Lorsque je rouvris les yeux, j’étais allongé. Le lit sur lequel j’étais était confortable. Recouvert de mousse. Il faisait chaud, c’était agréable. Je scannai la pièce et aperçut plusieurs pots transparents contenant des liquides bouillonnants. Il s’en dégageait des fumées colorées. Je sentais l’odeur de la forêt et un fort parfum de thé. Je m’assis avec difficulté. Où est-ce que j’étais ?

“Tu devrais y aller mollo”.

L’être qui m’avait rattrapé était là. Comme matérialisé de nulle part. Ses cheveux n’étaient pas bleus et le bonnet était en réalité un lourd chignon de cheveux locksés, noirs et parsemés de petits objets.

“Je suis passée par la porte.”…“Je suis Lune. Tu nous a fait un sacré numéro là-bas toi”.

Elle n’était pas d’un naturel bavarde, mais m’éclaira sur les zones d’ombres qui persistaient en moi. Me raconta. Longtemps. M’expliqua.

Puis me montra. À quoi ressemblait son monde. 

Notre monde.

Celui dont j’étais issu, depuis le début.

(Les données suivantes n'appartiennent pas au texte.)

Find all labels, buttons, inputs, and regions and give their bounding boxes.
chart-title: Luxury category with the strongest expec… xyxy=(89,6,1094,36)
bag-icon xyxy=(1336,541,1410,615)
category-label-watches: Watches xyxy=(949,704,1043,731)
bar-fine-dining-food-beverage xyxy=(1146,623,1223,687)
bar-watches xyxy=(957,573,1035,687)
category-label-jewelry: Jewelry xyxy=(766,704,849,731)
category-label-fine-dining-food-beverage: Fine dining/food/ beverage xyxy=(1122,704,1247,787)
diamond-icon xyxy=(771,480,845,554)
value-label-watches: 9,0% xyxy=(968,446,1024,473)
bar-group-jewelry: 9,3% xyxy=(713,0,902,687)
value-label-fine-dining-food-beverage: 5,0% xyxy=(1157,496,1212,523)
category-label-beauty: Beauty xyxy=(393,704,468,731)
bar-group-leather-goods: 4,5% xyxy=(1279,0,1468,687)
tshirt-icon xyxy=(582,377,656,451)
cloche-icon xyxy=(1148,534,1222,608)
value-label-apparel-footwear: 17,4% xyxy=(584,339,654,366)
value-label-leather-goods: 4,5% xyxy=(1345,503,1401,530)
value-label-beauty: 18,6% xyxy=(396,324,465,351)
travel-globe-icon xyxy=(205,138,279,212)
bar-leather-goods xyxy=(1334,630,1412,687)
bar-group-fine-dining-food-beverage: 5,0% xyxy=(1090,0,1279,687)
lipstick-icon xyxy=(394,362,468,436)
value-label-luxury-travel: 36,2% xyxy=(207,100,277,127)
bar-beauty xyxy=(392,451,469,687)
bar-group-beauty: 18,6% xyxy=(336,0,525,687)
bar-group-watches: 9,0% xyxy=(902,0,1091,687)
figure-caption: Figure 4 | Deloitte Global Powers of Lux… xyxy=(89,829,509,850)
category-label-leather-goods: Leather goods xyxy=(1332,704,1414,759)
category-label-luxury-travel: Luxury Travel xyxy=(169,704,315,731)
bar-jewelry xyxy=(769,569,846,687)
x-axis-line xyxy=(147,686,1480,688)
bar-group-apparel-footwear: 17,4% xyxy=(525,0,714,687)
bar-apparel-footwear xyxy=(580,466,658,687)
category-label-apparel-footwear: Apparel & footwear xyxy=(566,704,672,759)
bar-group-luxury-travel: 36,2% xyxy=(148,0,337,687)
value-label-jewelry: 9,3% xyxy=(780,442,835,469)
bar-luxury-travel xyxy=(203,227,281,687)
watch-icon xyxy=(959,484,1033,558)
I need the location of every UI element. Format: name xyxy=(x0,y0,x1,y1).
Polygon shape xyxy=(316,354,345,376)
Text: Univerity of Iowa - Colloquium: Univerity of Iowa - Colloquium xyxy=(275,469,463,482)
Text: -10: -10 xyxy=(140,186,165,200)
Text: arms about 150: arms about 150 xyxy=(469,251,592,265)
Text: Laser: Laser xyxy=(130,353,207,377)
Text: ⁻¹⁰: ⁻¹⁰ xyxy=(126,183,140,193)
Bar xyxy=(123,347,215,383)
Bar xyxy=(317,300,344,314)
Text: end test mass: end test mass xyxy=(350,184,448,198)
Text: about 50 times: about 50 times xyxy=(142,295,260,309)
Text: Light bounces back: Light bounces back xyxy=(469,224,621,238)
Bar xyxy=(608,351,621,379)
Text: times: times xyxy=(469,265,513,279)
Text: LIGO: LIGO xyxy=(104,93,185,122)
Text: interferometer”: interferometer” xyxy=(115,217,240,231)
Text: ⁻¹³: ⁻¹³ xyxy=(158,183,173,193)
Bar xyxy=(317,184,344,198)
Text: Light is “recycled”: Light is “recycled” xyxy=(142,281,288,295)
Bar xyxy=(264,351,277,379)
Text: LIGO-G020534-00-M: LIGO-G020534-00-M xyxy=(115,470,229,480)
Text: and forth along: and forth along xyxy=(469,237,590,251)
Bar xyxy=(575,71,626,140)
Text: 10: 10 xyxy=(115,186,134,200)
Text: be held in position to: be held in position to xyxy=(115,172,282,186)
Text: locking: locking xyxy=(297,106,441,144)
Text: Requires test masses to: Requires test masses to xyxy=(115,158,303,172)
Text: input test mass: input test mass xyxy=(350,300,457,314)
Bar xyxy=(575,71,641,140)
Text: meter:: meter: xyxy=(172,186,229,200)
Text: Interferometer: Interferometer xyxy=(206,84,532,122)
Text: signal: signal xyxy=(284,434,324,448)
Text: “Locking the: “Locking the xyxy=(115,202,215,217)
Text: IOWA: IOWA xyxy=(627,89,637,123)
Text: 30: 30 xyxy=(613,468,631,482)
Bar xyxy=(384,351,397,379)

Le champ des possibles y était infini. Tout y existait. La terre et le ciel se mélangeaient. On pouvait y cueillir des étoiles, s’abreuver directement dans les nuages, et …

Une arche était plantée dans la plaine.

ce qu’on y voyait à travers n’était pas la continuité du champ d’ancolies. La pièce semblait contenir un foyer, un feu y crépitait doucement. Cela m’intriguait. Je voulais absolument percer à jour la magie de ce monde, le comprendre pour mieux y évoluer. Je décidai de m’avancer.

L’arche semblait… murmurer ?

J’approchais.

Un pas. Deux.

Ça ne sert plus à rien de le garder attaché.

Trois.

Oui il est complètement absent maintenant. On va remplir les papiers pour les modalités.

Ma vision s’éclaircissait. La mise au point était faite. Mes oreilles semblaient bouchées. 

J’étais passé. De l’autre côté. La pièce était blanche, aseptisée. Le lit dur. Une couverture râpeuse sur mes pieds. 

J’évaluais rapidement la situation.

J’y étais retourné.

Je devrais, de nouveau, m’en échapper.